Well, if you’re fortunate, you’ll have uninsured and underinsured motorist coverage on your auto policy; and your broker will have encouraged you to purchase an additional $5 million in coverage on your umbrella policy.

Your auto policy will also cover your medical injuries and damaged car. The umbrella will come into play when your underlying auto policy is exhausted. If you’re out of work for a month or more, the umbrella policy will even compensate you for the wages you lost while recovering.

Uninsured and underinsured motorist coverage, then, is an important feature of your auto and umbrella policies, but the coverage for excess liability is available only from high net worth insurance companies as an optional add-on. Limits on these types of coverage start at $1 million and can go up to $5 million, and even $10 million.
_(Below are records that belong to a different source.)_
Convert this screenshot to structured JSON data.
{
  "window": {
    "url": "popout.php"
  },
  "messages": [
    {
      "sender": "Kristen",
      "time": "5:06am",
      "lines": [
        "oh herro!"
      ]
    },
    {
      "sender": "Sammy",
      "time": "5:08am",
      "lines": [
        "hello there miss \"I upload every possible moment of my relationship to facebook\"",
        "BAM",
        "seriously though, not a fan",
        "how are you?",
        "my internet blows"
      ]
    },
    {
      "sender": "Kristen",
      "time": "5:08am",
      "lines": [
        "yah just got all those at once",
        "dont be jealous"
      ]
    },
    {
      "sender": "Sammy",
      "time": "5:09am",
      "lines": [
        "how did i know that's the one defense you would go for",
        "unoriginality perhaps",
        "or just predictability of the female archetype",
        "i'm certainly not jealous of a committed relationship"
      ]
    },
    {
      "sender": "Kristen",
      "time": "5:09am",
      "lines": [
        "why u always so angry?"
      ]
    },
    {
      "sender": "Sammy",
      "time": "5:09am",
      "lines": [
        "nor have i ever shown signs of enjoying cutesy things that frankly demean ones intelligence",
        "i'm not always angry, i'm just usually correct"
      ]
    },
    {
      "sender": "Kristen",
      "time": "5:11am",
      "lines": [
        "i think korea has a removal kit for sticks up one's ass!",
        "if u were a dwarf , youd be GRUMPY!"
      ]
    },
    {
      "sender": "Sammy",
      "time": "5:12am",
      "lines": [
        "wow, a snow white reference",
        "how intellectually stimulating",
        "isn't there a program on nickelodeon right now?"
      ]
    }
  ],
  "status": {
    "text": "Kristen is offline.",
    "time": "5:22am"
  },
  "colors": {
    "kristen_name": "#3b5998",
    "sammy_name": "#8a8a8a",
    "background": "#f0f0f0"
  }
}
At its basic level, uninsured motorist coverage will cover your bodily injuries if you are hit by a driver with no insurance. Underinsured motorist coverage, on the other hand, will cover your injuries if you are hit by a driver carrying inadequate limits of liability—which can be your state’s minimum limits.

California’s bodily injury minimum limit, to cite our home state, is $15,000 per person, $30,000 per accident. The property damage minimum is $5,000. Exceed those and your own auto policy has to cover costs.
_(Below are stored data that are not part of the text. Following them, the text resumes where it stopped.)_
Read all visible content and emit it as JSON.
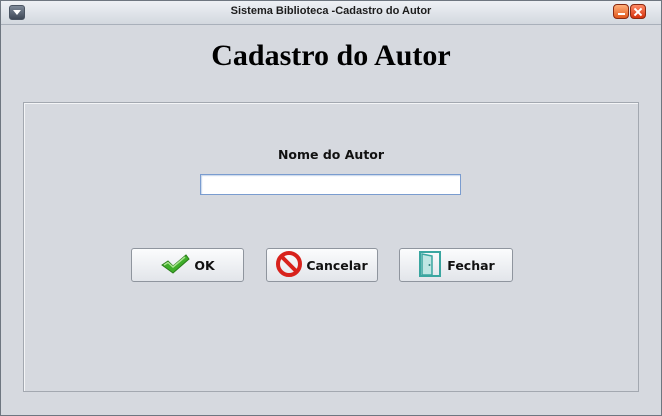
{
  "window": {
    "title": "Sistema Biblioteca -Cadastro do Autor"
  },
  "form": {
    "heading": "Cadastro do Autor",
    "author_label": "Nome do Autor",
    "author_value": ""
  },
  "buttons": {
    "ok": {
      "label": "OK",
      "icon": "checkmark-icon"
    },
    "cancel": {
      "label": "Cancelar",
      "icon": "no-entry-icon"
    },
    "close": {
      "label": "Fechar",
      "icon": "door-icon"
    }
  },
  "colors": {
    "window_bg": "#d6d9df",
    "checkmark": "#3fae2a",
    "cancel_red": "#d8221c",
    "door_teal": "#3aa6a0"
  }
}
Above its limits, your excess coverage matters. Nationwide, 12.6 percent of drivers are uninsured, with 12.5 percent of accidents caused my uninsured motorists! In some states this percentage is even more, reaching as high as 25.9 percent.1

The increasing number of underinsured drivers makes a good case for excess umbrella polices being a must-have.
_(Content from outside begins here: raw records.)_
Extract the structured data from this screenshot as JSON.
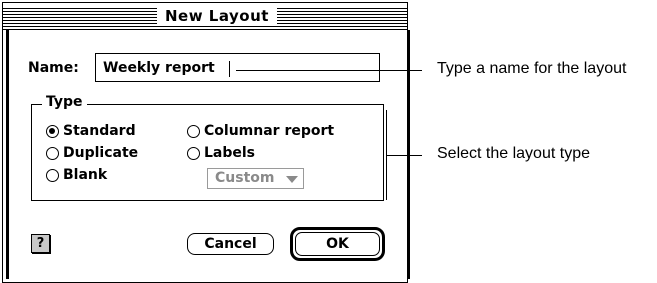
{
  "dialog": {
    "title": "New Layout",
    "name_label": "Name:",
    "name_value": "Weekly report",
    "type_group_title": "Type",
    "options": [
      {
        "label": "Standard",
        "selected": true
      },
      {
        "label": "Duplicate",
        "selected": false
      },
      {
        "label": "Blank",
        "selected": false
      },
      {
        "label": "Columnar report",
        "selected": false
      },
      {
        "label": "Labels",
        "selected": false
      }
    ],
    "labels_popup_value": "Custom",
    "help_label": "?",
    "cancel_label": "Cancel",
    "ok_label": "OK"
  },
  "callouts": {
    "name": "Type a name for the layout",
    "type": "Select the layout type"
  }
}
In a not-untypical case, a client’s 17-year-old daughter was driving home from college in her Mini when she was hit by an uninsured driver on the freeway; she was left severely injured and in a coma for two months. An uninsured/underinsured endorsement on her parents’ umbrella policy covered all her medical expenses when the underlying uninsured and underinsured motorist coverage on the auto policy was exhausted.

Even if you’re not behind the wheel, unisured/underinsured coverage can still apply. This was illustrated when a New York City TV personality, riding unbelted in a cab, suffered multiple injuries to his face that required months of surgeries after his driver slammed on the brakes, throwing him into the payment box.

While the cab company’s coverage limits weren’t sufficient, the underinsured motorist endorsement on the passenger’s umbrella insurance was; it covered the medical expenses as well as the victim’s loss of wages during recovery.

How about if you’re not in a car? Several years ago, a client was crossing an intersection when a driver, blinded by the sun, hit her, crushing her leg. She went through a yearlong rehabilitation to regain use of the leg. Although the driver had insufficient liability limits, our client’s expenses were covered under the excess underinsured section of a $1 million personal excess liability policy, after her primary limits were exhausted.

For a high-earning individual out of work for a period of time from an accident, income lost can easily exceed the limits of a typical underlying auto policy. Companies that specialize in protecting high net worth clients have provisions in their uninsured/underinsured endorsement appropriate to these levels of lost wages.

So, the message here is that, even when a car is not involved, the underinsured liability coverage high net worth carriers offer is a good idea.

As already stated, this coverage is offered through high net worth-focused carriers as an optional add-on. The increasing number of uninsured and underinsured drivers on the road today, combined with the high cost of medical care, the potential for substantial income loss and the relatively inexpensive cost of the coverage all make a good case for excess umbrella polices being a must-have.